We would like to confirm that we will open-source the full D3 dataset (9pRV) and conduct a human study to examine the quality of synthetic labels in D3 (Wokx) during revision.
A few reviewers expressed concerns about the generalizability of our methods to other programming languages (Wokx, 9pRV) and the overall low code LM scores in our evaluations (Wokx, zkKL). Please find a summary of our responses to each of these points below. For more details, please take a look at our individual review rebuttals.
Generalizability to Other Programming Languages
All parts of our data preparation pipeline are easy to adapt to other languages.
For example, our data filtering procedure simply relies on an LLM judge to score source files -- the same procedure could be applied without modification to data in other common programming languages like Java or C. For lower resource languages like Lean or CUDA, we would conduct a deeper study evaluating the quality of LLM grades and explore extensions of the current pipeline with techniques like majority voting.

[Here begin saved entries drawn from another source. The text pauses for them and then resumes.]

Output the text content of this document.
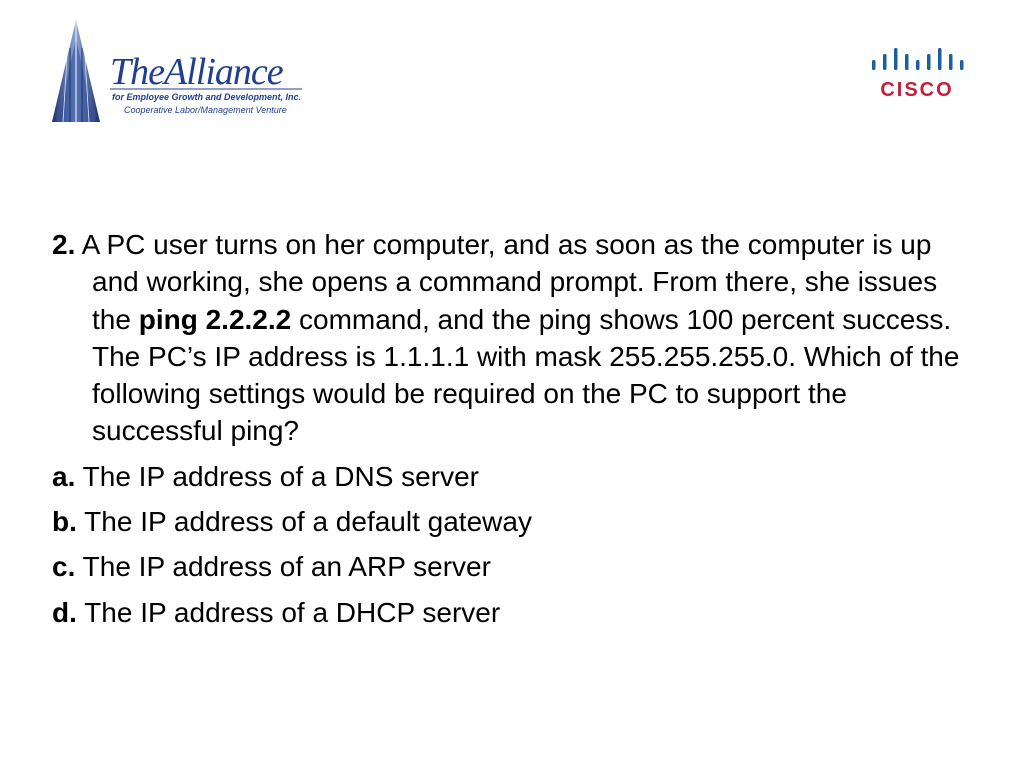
TheAlliance
for Employee Growth and Development, Inc.
Cooperative Labor/Management Venture
CISCO

2. A PC user turns on her computer, and as soon as the computer is up and working, she opens a command prompt. From there, she issues the ping 2.2.2.2 command, and the ping shows 100 percent success. The PC’s IP address is 1.1.1.1 with mask 255.255.255.0. Which of the following settings would be required on the PC to support the successful ping?

a. The IP address of a DNS server

b. The IP address of a default gateway

c. The IP address of an ARP server

d. The IP address of a DHCP server
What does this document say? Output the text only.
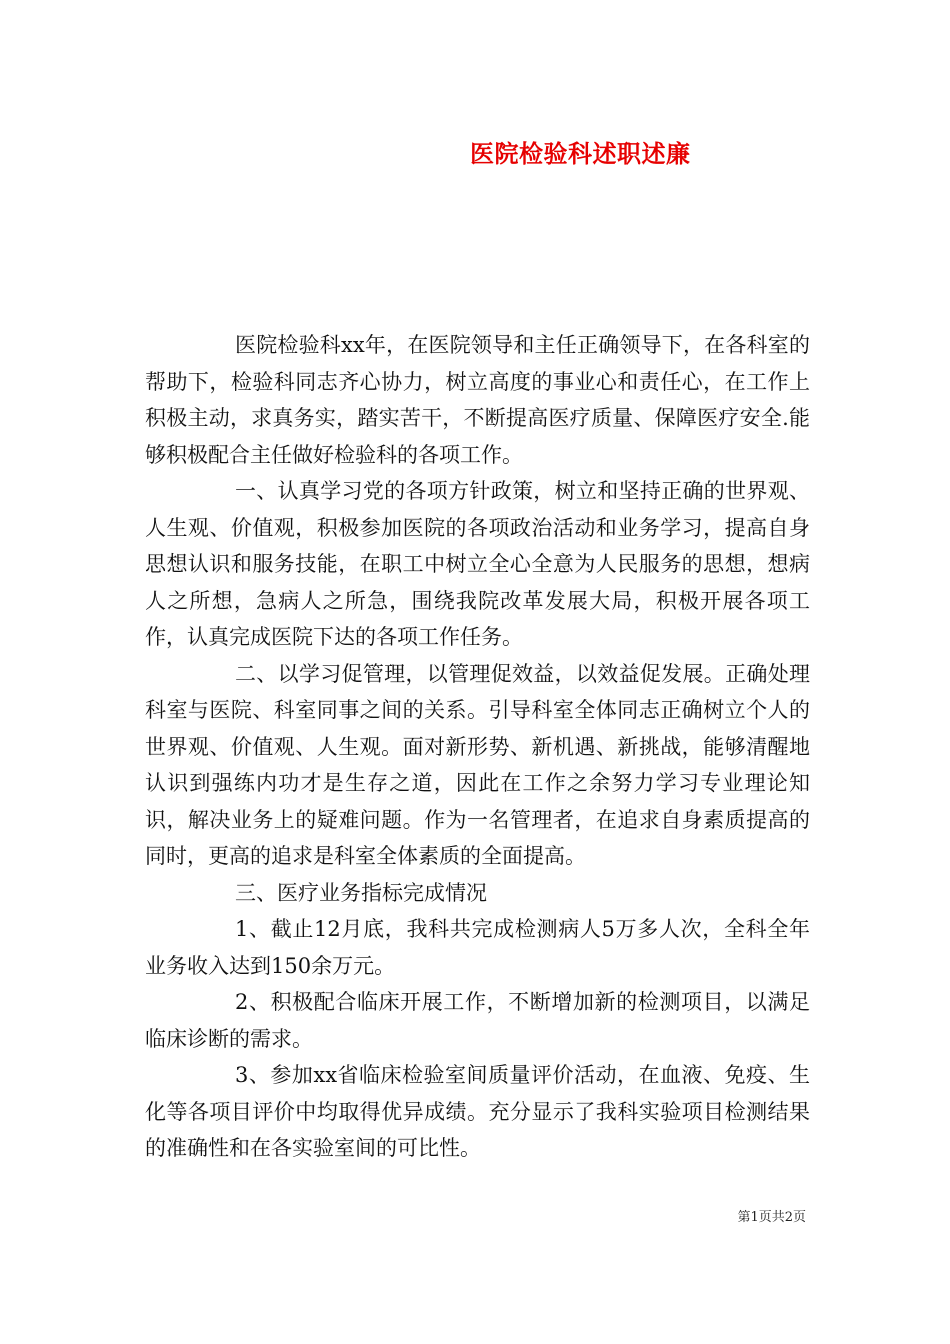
医院检验科述职述廉

医院检验科xx年，在医院领导和主任正确领导下，在各科室的帮助下，检验科同志齐心协力，树立高度的事业心和责任心，在工作上积极主动，求真务实，踏实苦干，不断提高医疗质量、保障医疗安全.能够积极配合主任做好检验科的各项工作。

一、认真学习党的各项方针政策，树立和坚持正确的世界观、人生观、价值观，积极参加医院的各项政治活动和业务学习，提高自身思想认识和服务技能，在职工中树立全心全意为人民服务的思想，想病人之所想，急病人之所急，围绕我院改革发展大局，积极开展各项工作，认真完成医院下达的各项工作任务。

二、以学习促管理，以管理促效益，以效益促发展。正确处理科室与医院、科室同事之间的关系。引导科室全体同志正确树立个人的世界观、价值观、人生观。面对新形势、新机遇、新挑战，能够清醒地认识到强练内功才是生存之道，因此在工作之余努力学习专业理论知识，解决业务上的疑难问题。作为一名管理者，在追求自身素质提高的同时，更高的追求是科室全体素质的全面提高。

三、医疗业务指标完成情况

1、截止12月底，我科共完成检测病人5万多人次，全科全年业务收入达到150余万元。

2、积极配合临床开展工作，不断增加新的检测项目，以满足临床诊断的需求。

3、参加xx省临床检验室间质量评价活动，在血液、免疫、生化等各项目评价中均取得优异成绩。充分显示了我科实验项目检测结果的准确性和在各实验室间的可比性。

第1页共2页
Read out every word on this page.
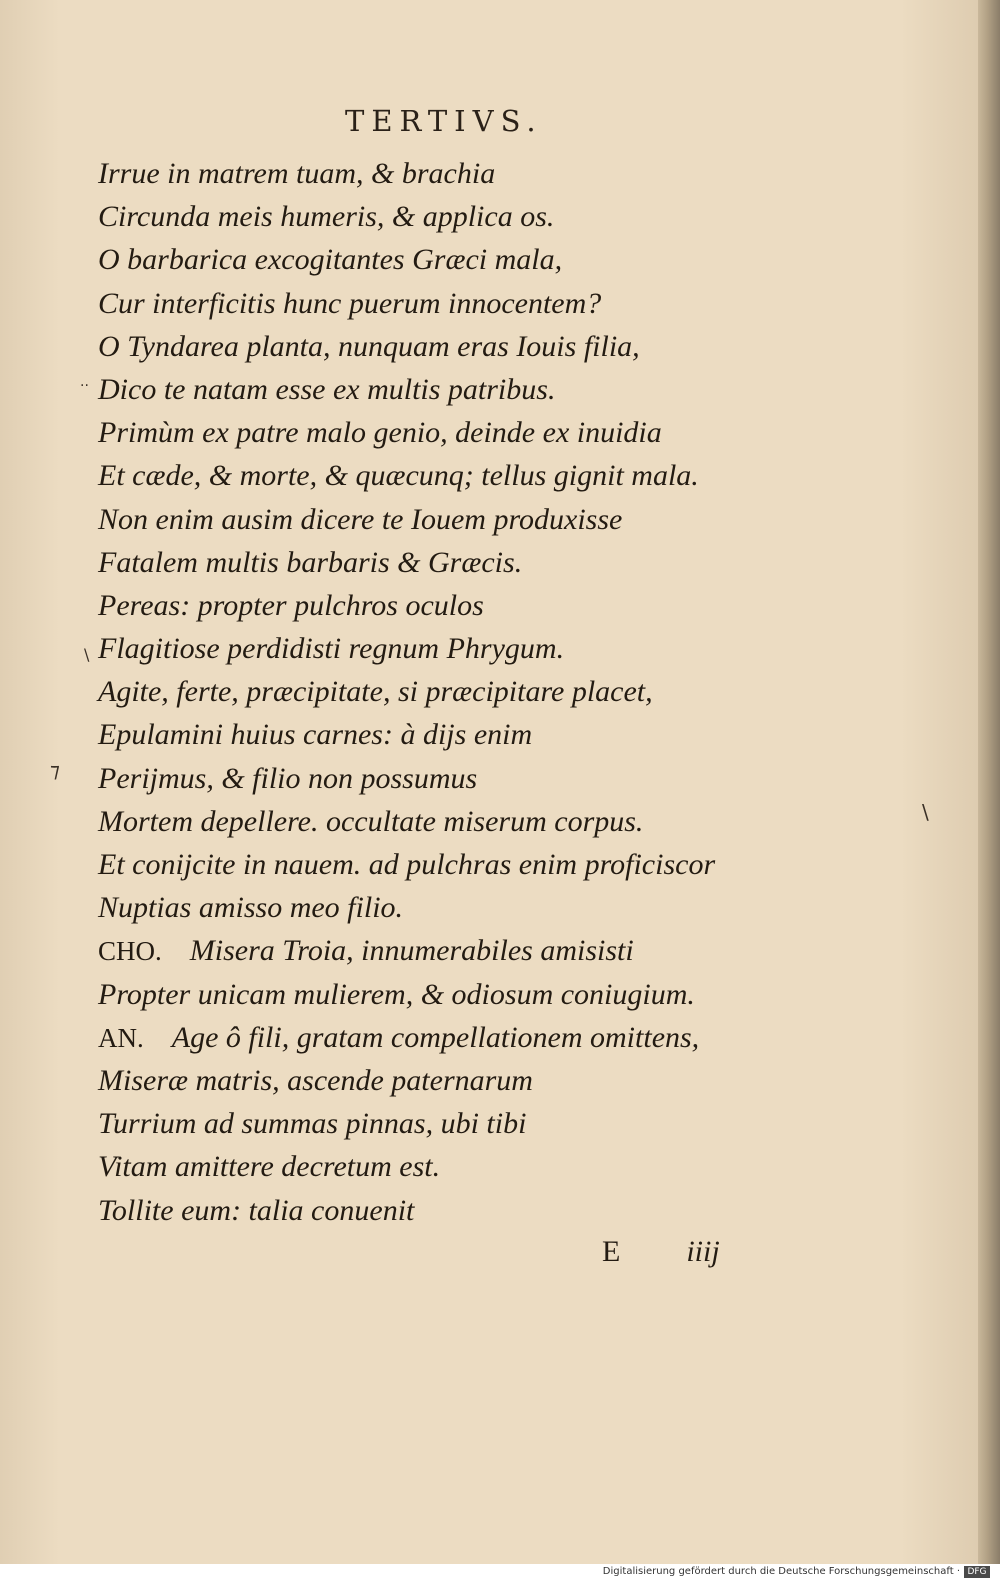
TERTIVS.
Irrue in matrem tuam, & brachia
Circunda meis humeris, & applica os.
O barbarica excogitantes Græci mala,
Cur interficitis hunc puerum innocentem?
O Tyndarea planta, nunquam eras Iouis filia,
Dico te natam esse ex multis patribus.
Primùm ex patre malo genio, deinde ex inuidia
Et cæde, & morte, & quæcunq; tellus gignit mala.
Non enim ausim dicere te Iouem produxisse
Fatalem multis barbaris & Græcis.
Pereas: propter pulchros oculos
Flagitiose perdidisti regnum Phrygum.
Agite, ferte, præcipitate, si præcipitare placet,
Epulamini huius carnes: à dijs enim
Perijmus, & filio non possumus
Mortem depellere. occultate miserum corpus.
Et conijcite in nauem. ad pulchras enim proficiscor
Nuptias amisso meo filio.
CHO. Misera Troia, innumerabiles amisisti
Propter unicam mulierem, & odiosum coniugium.
AN. Age ô fili, gratam compellationem omittens,
Miseræ matris, ascende paternarum
Turrium ad summas pinnas, ubi tibi
Vitam amittere decretum est.
Tollite eum: talia conuenit
E iiij
··
\
⁊
\
Digitalisierung gefördert durch die Deutsche Forschungsgemeinschaft · DFG
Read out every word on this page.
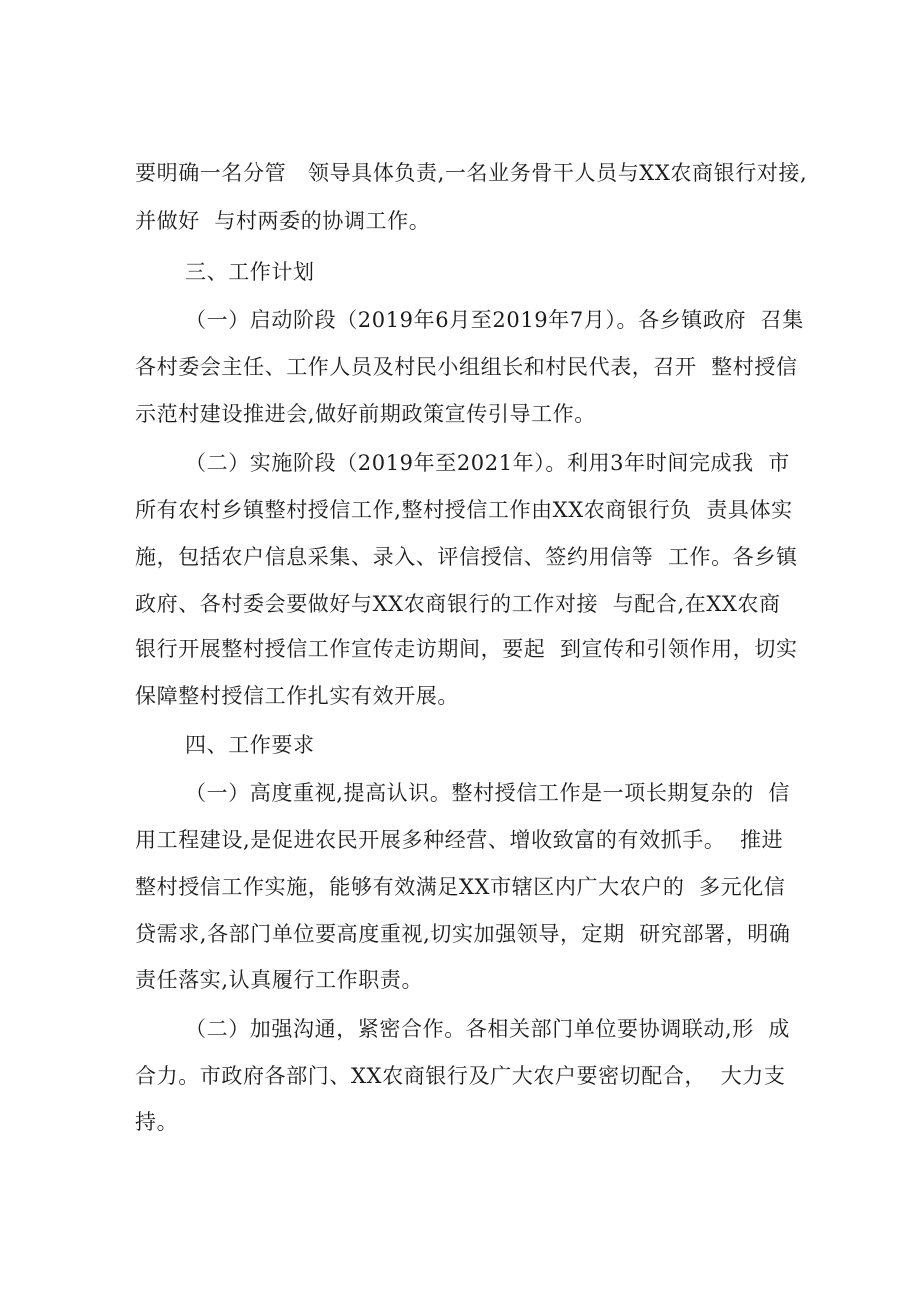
要明确一名分管   领导具体负责,一名业务骨干人员与XX农商银行对接,
并做好  与村两委的协调工作。
三、工作计划
（一）启动阶段（2019年6月至2019年7月）。各乡镇政府  召集
各村委会主任、工作人员及村民小组组长和村民代表，召开  整村授信
示范村建设推进会,做好前期政策宣传引导工作。
（二）实施阶段（2019年至2021年）。利用3年时间完成我  市
所有农村乡镇整村授信工作,整村授信工作由XX农商银行负  责具体实
施，包括农户信息采集、录入、评信授信、签约用信等  工作。各乡镇
政府、各村委会要做好与XX农商银行的工作对接  与配合,在XX农商
银行开展整村授信工作宣传走访期间，要起  到宣传和引领作用，切实
保障整村授信工作扎实有效开展。
四、工作要求
（一）高度重视,提高认识。整村授信工作是一项长期复杂的  信
用工程建设,是促进农民开展多种经营、增收致富的有效抓手。  推进
整村授信工作实施，能够有效满足XX市辖区内广大农户的  多元化信
贷需求,各部门单位要高度重视,切实加强领导，定期  研究部署，明确
责任落实,认真履行工作职责。
（二）加强沟通，紧密合作。各相关部门单位要协调联动,形  成
合力。市政府各部门、XX农商银行及广大农户要密切配合，  大力支
持。
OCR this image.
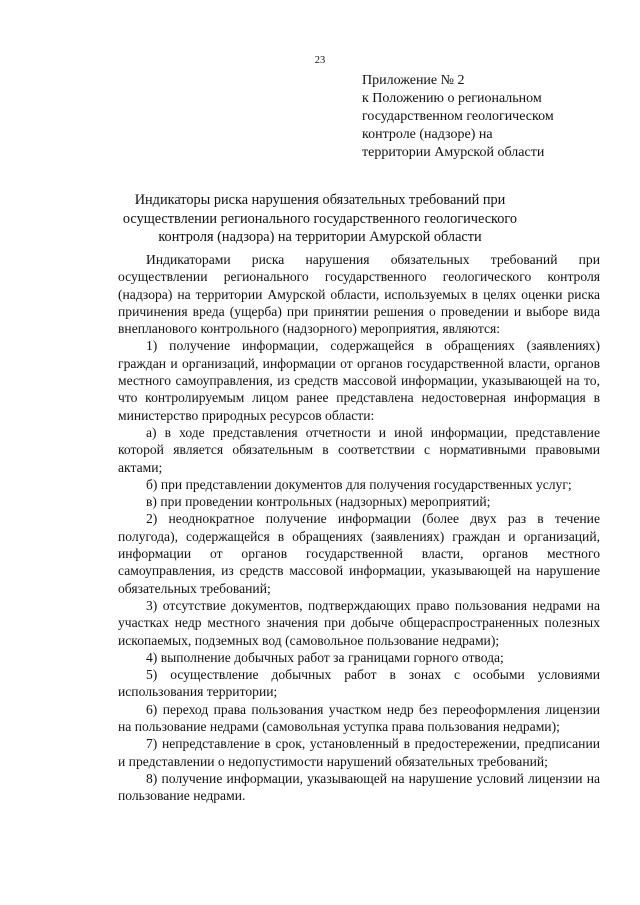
23
Приложение № 2
к Положению о региональном
государственном геологическом
контроле (надзоре) на
территории Амурской области
Индикаторы риска нарушения обязательных требований при осуществлении регионального государственного геологического контроля (надзора) на территории Амурской области

Индикаторами риска нарушения обязательных требований при осуществлении регионального государственного геологического контроля (надзора) на территории Амурской области, используемых в целях оценки риска причинения вреда (ущерба) при принятии решения о проведении и выборе вида внепланового контрольного (надзорного) мероприятия, являются:

1) получение информации, содержащейся в обращениях (заявлениях) граждан и организаций, информации от органов государственной власти, органов местного самоуправления, из средств массовой информации, указывающей на то, что контролируемым лицом ранее представлена недостоверная информация в министерство природных ресурсов области:

а) в ходе представления отчетности и иной информации, представление которой является обязательным в соответствии с нормативными правовыми актами;

б) при представлении документов для получения государственных услуг;

в) при проведении контрольных (надзорных) мероприятий;

2) неоднократное получение информации (более двух раз в течение полугода), содержащейся в обращениях (заявлениях) граждан и организаций, информации от органов государственной власти, органов местного самоуправления, из средств массовой информации, указывающей на нарушение обязательных требований;

3) отсутствие документов, подтверждающих право пользования недрами на участках недр местного значения при добыче общераспространенных полезных ископаемых, подземных вод (самовольное пользование недрами);

4) выполнение добычных работ за границами горного отвода;

5) осуществление добычных работ в зонах с особыми условиями использования территории;

6) переход права пользования участком недр без переоформления лицензии на пользование недрами (самовольная уступка права пользования недрами);

7) непредставление в срок, установленный в предостережении, предписании и представлении о недопустимости нарушений обязательных требований;

8) получение информации, указывающей на нарушение условий лицензии на пользование недрами.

Similarly, the synthetic edit sampling algorithm that we use to transform source files into a source of trajectory-like synthesis or completion data, LintSeq, can be run for code in any programming language. LintSeq only relies on the existence of some kind of linter, verifier, or compiler during samping.
We are excited to explore extending D3 to other programming languages in future work.
Low Code LM Scores in Evaluations
The core motivation of the D3 dataset is to unify code synthesis, completion, and editing into a single problem by training models to natively code with diffs or atomic edit actions during mid-training or continued pre-training. D3 is not designed for hill-climbing on any particular benchmark, but rather to yield a solid initialization for any kind of code LM post-training.
As a result, in this paper, we opted for stripped-down and simple evaluation procedures, with the view that this would improve the rigour of our conclusions about the effects of mid-training. To that end, we: (1) did not use any stop tokens besides EOS during sampling; (2) evaluated zero-shot, direct prediction (no reasoning); and (3) did not use any scaffolding in evaluations on SWE-Bench. These choices lowered code LM scores across benchmarks.
We intend to study hill-climbing with atomic edit representations -- for example, by training models to reason before generating atomic edits -- in future work.
The papaer introduces D3, a large dataset consisting of 8B tokens from 850K Python files. The dataset frames code generation as sequential edits (file-diffs) annotated with goals, constructed by filtering and augmenting code from The Stack using a code analysis tool and labeling with LLM-generated rationales. Mid-training language models (Llama 1b and 3b) on D3, prior to SFT, improves model performance in code synthesis, completion, and editing tasks.
The reviewers praise the approach used to produce the data, its diversity, an the clear presentation. Concerns are mainly about limited evaluation, generalization beyond Python, and evidence justifying the quality of synthetic labels, most of which have been addressed in the rebuttal.
This paper is ready for COLM as is, but I encourage the authors to add the human evaluation experiment that R Wokx suggested in the revision.